Für den Praxisinhaber gibt es organisatorisch zwei Philosophien: Viel Kontinuität = wenige Beschäftigte mit hohem Stundenkontingent. Viel Flexibilität = viele Beschäftigte mit niedrigem Stundenkontingent. Aber auch finanziell, vor allem bei rückläufigen Praxiserträgen, müssen die Auswirkungen des Personaleinsatzes auf die Kostensituation der Praxis einer ständigen Kontrolle unterzogen werden. Denn die Personalkosten sind zum Beispiel in einer Allgemeinarztpraxis mit etwa 25 Prozent vom Umsatz schon eine harte Kostennuss.
Auf der Klaviatur der möglichen Entlohnungen der Medizinischen Fachangestellten verfügt der Praxischef über einige Tasten.
Dazu zählen die tarifliche oder außertarifliche Voll- oder Teilzeitvergütung, Mini-Jobs bis 400 Euro/Monat, die Gleitzonenregelung von 401 bis 800 Euro/Monat, steuerfreie Bezüge, sozialabgabenfreie Zulagen, die Entgeltumwandlung oder auch Ferienjobs.
Aufgrund der hohen Komplexität der vielfältigen gesetzlichen Vorschriften bei den unterschiedlichen Entlohnungsformen sollten Praxischefs stets eine fachkundige Person - etwa einen Steuerberater - vor Entscheidungen für oder gegen eine bestimmte Entlohnungsform hinzuziehen.
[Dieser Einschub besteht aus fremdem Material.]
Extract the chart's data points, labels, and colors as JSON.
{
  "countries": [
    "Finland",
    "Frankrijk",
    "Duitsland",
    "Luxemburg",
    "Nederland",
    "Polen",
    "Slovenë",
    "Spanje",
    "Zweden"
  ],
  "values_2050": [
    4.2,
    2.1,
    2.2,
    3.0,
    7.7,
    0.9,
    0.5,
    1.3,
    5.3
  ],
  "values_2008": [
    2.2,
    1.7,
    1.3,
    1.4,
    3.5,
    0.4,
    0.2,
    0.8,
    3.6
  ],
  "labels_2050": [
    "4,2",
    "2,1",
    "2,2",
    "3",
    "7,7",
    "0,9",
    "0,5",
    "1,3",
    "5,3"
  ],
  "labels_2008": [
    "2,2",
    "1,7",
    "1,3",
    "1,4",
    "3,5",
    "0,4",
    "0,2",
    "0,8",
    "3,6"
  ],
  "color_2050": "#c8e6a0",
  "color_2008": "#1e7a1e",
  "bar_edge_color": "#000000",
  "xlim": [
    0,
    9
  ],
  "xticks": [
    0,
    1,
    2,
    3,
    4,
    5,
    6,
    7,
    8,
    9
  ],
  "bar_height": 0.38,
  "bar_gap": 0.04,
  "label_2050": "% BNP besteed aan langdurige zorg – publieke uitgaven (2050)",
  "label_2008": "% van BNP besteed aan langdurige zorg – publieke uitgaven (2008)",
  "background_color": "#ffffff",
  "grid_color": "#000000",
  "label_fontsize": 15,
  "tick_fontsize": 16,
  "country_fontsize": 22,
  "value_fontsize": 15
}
Denn: Verstößt die Praxis gegen bestimmte gesetzliche Vorschriften, können teils erhebliche Nachzahlungen für Steuern und Sozialabgaben fällig werden, die die Praxis im Mark treffen.
Flexible Zeiteinteilung und leistungsgerechte Entlohnung sind für unsere Mitarbeiterinnen zwar sehr wichtig. Aber ohne Anerkennung der Leistung, Zuweisung von Verantwortung und gutem Betriebsklima - die wichtigsten "weichen" Motivationsfaktoren - werden Praxischefs niemals zufriedene Mitarbeiterinnen haben.